LB-152

Targeted therapy represents a novel regimen of caner management, which is exemplified by a new generation of anti-kinase drugs. These drugs specifically inhibit a kinase or multiple kinases that play critical roles in cancer development and advance. While the advantages of targeted therapy are obvious, such therapy often relapses and results in drug resistance for advanced cancers. Unraveling anti-kinase drug resistance mechanisms would facilitate novel drug development and in turn better understanding of drug cytotoxicity. The MS-based phosphoproteomic technologies provide novel approaches to the identification of phosphosignatures unique to a specific type or subtype of cancer and drug responsive biomarkers for personalized therapy. In this study, the phosphoproteome of trastuzumab resistant human breast cancer JIMT-1 cells was analyzed using improved titanium dioxide (TiO2) phosphopeptide enrichment and electron transfer dissociation (ETD) and collision-induced dissociation (CID) mass spectrometry.
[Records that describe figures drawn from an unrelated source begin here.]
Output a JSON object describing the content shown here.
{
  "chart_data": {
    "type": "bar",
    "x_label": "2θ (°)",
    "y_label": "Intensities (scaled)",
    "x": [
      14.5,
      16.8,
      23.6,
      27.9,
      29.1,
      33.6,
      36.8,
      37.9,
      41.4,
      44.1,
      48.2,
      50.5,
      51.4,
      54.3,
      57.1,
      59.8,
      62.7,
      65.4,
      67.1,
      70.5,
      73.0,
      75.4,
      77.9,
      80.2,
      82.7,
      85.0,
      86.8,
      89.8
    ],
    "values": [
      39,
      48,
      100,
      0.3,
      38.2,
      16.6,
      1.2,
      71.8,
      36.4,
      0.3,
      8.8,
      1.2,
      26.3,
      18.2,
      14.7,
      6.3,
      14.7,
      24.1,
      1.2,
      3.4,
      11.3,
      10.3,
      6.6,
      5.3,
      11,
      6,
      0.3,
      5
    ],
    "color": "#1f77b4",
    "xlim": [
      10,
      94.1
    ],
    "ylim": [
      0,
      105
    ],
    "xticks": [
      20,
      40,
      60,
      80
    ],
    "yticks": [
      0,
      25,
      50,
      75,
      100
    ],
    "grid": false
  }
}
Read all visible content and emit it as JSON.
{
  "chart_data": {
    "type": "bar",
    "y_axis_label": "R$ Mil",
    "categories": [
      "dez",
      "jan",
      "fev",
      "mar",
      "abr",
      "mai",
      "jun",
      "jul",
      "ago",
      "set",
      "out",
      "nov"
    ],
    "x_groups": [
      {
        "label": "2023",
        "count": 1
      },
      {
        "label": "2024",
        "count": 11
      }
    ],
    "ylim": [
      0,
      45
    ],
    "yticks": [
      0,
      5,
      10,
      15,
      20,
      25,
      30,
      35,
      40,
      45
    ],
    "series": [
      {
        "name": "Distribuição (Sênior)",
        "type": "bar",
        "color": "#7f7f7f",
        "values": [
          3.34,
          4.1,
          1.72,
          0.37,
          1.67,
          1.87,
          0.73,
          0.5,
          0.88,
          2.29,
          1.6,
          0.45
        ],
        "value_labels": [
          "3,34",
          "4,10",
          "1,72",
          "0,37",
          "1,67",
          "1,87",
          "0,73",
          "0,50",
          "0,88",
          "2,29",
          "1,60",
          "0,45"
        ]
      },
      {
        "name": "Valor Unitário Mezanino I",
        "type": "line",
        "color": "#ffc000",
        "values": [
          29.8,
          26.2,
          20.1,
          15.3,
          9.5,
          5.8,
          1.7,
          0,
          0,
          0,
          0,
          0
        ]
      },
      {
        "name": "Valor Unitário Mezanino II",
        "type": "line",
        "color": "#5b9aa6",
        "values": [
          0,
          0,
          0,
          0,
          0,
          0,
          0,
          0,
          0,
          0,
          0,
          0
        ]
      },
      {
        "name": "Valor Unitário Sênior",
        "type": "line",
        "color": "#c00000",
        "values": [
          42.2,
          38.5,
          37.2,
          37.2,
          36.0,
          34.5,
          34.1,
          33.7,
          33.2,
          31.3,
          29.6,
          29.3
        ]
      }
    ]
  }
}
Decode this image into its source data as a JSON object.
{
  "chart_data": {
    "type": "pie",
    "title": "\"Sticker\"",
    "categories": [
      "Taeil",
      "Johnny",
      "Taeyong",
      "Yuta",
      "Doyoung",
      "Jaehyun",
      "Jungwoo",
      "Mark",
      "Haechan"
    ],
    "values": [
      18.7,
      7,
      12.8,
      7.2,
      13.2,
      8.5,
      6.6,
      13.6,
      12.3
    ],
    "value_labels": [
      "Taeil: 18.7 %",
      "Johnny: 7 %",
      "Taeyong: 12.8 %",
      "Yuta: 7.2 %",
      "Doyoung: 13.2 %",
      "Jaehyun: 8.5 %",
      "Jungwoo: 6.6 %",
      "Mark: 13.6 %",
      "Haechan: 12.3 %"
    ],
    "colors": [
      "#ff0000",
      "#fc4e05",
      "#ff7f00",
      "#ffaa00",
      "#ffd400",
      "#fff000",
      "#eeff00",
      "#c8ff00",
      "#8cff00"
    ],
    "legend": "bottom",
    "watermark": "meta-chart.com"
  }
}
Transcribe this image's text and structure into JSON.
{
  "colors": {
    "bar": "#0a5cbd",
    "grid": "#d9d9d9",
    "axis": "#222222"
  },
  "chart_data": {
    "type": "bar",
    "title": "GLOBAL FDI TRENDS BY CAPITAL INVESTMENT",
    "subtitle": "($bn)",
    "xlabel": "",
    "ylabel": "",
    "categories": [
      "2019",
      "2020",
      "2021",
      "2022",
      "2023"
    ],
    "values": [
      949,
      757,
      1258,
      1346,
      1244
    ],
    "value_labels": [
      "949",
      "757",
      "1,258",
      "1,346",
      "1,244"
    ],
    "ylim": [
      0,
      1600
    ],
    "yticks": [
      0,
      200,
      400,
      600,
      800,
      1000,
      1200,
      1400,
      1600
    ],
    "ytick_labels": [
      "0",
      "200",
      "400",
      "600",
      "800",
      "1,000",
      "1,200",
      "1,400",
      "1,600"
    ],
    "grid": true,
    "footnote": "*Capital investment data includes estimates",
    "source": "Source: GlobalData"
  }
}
High specific phosphopeptide enrichment was achieved using TiO2 columns in combination with improved peptide methylation technique, which resulted in identification of hundreds of phosphoproteins from one-dimensional LC-MS/MS analysis. Many phosphoproteins related to breast cancer development, such as rhabdomyosarcoma antigen MU-RMS-40.12, Src substrate cortactin and epidermal growth factor receptor substrate 15-like 1 (Eps15L1 or Eps15R), were detected. Particularly, the protein Eps15R is a tyrosine kinase substrat that has the ability to bind to the clathrin adaptor protein complex adaptor protein 2. Studies have demonstrated that Eps15R is an essential component of the endocytic machinery and play important roles in EGFR ligand internalization. Although more studies should be conducted to investigate whether such proteins are involved in trastuzumab resistance of this type of breast cancer cells, the present phosphoproteome analysis provide valuable information and novel insights into the mechanisms of anticancer drug resistance. The views presented in this article do not necessarily reflect those of the Food and Drug Administration.